У меня было простое желание — провести ночь в поезде с женой. В смысле не романтично, а спокойно. Без людей, без ног на твоём одеяле и без чужих котлет в дорожном судочке. Поэтому мы выкупили всё купе. Это дорого, но иногда ты просто хочешь один раз в жизни проснуться не от чужого храпа, а от собственного.
Это был наш мини-курорт. Четыре квадратных метра личного счастья, где можно было снять ботинки без страха и есть печенье без опаски, что кто-то скажет:
— О, это моё любимое!
Мы ехали ночью. Вокруг было тихо. Вдали мерцал чайник. Поезд стучал колёсами, как будто повторял мантру:
"Всё-хорошо-всё-хорошо..."
И тут — в 4:07 утра, точнее, чем швейцарские часы, — в дверь постучали. Неуверенно, но многозначительно.
На пороге стоял проводник. С лицом человека, у которого три развода, ипотека, гайморит и конфликт с начальством. Голосом человека, которому всё надоело, он произнёс:
— Послушайте, тут женщина с ребёнком… Место у них одно на двоих — верхнее. А нижнее ей уступать никто не хочет. Можно их к вам?
Я вежливо ответил:
— Да, заняли. Мы купили.
Проводник замер. Потом сжал губы, как будто попробовал лимон.
— А совесть у вас есть? Люди тут с детьми, между прочим.
— Ну, а я тут с женой, — парировал я. — Это не повод устраивать детский сад в нашем купе.
Проводник ушёл. Я выдохнул. Но не прошло и тридцати секунд, как дверь открылась настежь, и в купе влетела та самая женщина.
С причёской, как будто её делали в танке на полном ходу, и голосом, как у Лайзы Миннелли, она закричала:
— Там моего ребёнка бьют, а вы нас не впускаете!!!
Я сначала подумал, что это шутка. Потом — что это провокация. Потом — что я сплю.
Жена открыла глаза и, не говоря ни слова, натянула одеяло до глаз. Это был её способ сказать: "Решай сам, но живи с последствиями".
Женщина стояла посреди купе. На руках — ребёнок, испуганный, как будто его выдернули с мультика.
— Эти двое, — кричала она, указывая на нас, — эти вот! Они не пускают нас! Они думают, что деньги решают всё!
И дальше — в адрес моей жены:
— Шалашовка крашеная! Вы всё купе выкупили, а о людях не подумали! У меня ребёнок! Вы звери, а не люди!
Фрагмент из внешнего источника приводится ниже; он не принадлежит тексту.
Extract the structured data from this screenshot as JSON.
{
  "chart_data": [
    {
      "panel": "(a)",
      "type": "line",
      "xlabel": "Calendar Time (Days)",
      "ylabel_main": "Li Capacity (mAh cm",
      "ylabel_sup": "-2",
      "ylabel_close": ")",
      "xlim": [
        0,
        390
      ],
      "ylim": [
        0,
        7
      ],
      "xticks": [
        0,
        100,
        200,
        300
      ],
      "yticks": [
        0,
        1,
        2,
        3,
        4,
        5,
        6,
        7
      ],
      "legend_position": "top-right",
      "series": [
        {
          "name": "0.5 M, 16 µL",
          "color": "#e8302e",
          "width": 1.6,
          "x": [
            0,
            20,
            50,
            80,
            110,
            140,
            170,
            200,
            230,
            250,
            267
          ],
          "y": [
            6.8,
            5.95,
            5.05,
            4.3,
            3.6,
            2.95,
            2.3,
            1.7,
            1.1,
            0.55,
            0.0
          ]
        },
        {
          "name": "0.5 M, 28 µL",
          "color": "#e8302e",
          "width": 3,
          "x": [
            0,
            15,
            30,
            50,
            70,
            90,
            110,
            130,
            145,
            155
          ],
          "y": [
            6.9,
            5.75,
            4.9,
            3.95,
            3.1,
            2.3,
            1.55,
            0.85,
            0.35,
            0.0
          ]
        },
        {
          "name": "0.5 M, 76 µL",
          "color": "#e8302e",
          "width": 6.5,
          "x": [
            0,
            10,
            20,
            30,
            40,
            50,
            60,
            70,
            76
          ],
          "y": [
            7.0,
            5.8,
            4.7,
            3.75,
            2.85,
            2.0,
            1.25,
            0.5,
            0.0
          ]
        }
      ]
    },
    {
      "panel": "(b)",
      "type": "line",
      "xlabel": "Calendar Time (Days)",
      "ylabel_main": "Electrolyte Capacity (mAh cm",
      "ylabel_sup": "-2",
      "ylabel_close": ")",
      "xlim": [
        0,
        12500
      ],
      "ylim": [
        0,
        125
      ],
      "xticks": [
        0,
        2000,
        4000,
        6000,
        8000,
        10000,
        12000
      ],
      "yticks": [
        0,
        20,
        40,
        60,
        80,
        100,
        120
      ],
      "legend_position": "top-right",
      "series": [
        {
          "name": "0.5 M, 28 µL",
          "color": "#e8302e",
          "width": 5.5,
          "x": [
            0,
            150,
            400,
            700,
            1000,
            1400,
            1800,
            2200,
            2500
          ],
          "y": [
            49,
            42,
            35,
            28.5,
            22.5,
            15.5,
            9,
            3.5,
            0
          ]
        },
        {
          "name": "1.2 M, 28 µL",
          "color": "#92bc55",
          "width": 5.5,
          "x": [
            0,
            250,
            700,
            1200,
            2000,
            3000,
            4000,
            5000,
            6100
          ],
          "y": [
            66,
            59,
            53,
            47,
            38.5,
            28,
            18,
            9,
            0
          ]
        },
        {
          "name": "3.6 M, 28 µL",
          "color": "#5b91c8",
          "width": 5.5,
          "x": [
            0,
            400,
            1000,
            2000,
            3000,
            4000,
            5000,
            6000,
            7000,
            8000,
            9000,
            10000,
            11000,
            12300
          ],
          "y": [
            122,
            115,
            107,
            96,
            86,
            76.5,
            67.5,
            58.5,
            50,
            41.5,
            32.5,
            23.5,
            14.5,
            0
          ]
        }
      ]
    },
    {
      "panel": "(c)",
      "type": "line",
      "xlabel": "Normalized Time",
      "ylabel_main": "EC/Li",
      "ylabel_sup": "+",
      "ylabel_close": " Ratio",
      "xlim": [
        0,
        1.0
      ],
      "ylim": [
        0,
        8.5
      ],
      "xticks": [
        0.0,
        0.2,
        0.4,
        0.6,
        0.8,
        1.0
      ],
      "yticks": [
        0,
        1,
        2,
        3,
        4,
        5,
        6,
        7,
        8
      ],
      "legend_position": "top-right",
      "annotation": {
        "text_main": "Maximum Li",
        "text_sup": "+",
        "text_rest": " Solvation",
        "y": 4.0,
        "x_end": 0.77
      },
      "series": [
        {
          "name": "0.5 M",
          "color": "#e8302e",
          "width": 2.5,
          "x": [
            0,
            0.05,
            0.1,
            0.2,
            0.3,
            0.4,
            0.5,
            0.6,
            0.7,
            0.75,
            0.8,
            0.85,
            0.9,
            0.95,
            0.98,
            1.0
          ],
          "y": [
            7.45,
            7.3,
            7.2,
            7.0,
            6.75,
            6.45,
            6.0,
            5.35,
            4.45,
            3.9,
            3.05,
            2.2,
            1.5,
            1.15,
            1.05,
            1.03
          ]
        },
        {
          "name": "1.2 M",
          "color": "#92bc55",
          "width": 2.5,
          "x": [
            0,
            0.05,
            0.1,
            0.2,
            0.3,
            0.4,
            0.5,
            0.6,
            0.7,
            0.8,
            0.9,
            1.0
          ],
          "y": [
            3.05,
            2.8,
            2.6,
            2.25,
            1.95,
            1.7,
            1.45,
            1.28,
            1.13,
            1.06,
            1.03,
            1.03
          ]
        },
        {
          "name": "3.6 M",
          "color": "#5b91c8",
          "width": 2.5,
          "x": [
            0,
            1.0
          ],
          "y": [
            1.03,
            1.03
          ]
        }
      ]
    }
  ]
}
Проводник молчал. Потом, встав рядом с женщиной, добавил:
— Да, не по-людски вы, товарищи. Раньше как-то добрее были.
На этот момент в вагоне уже никто не спал. Из дальнего конца пошёл народ. Как в «Собачьем сердце» — с кастрюлями, венчиками и моральной позицией. Один мужик с пузом, как у пивной бочки, заявил:
— Сейчас мы с вами поговорим! Такому быку как ты — на боковую!
Жена включила диктофон. Я, поняв, что тут всё по-взрослому, вырвался в соседний вагон — искать начальника поезда. По пути подобрал линейных полицейских. Троих. Один был сонный, второй — мрачный, третий — голодный.
Пока мы возвращались, в нашем купе уже началась вторая серия. Женщина вцепилась в поручень и орала, что "никуда не выйдет". Ребёнок плакал. Пассажиры вокруг спорили: кто за мамашу, кто за нас, кто просто за то, чтобы "уже все заткнулись".
Тут подъехала подмога — трое полицейских со станции. Женщину и ребёнка — вынесли. Почти буквально.
Она кричала, что мы все сатанисты, и что ещё напишет в прокуратуру.
Когда её вывели, наступила тишина. Глухая. Как после землетрясения. Только чайник свистел на фоне.
Проводник налил себе кружку чая. Посмотрел на нас с грустью, будто мы — не пассажиры, а потерянная мораль общества.
— Страна катится… — пробормотал он.
Я хотел что-то ответить, но не стал. Мы легли. Мы не спали. Мы просто лежали.
На утро соседка из соседнего купе передала нам шоколадку со словами:
— Вы молодцы. Только это ничего не изменит.
Мы сказали спасибо. Потом смотрели в окно. Там шёл дождь. Всё шло.
P.S.
Я думал, мы просто поедем в купе. А оказалось — это был спектакль. Только билеты мы купили не на сидячие места, а на главные роли.
Так и живём. Хотел тишины — получил фарс.
А вы говорите — зачем выкупать всё купе?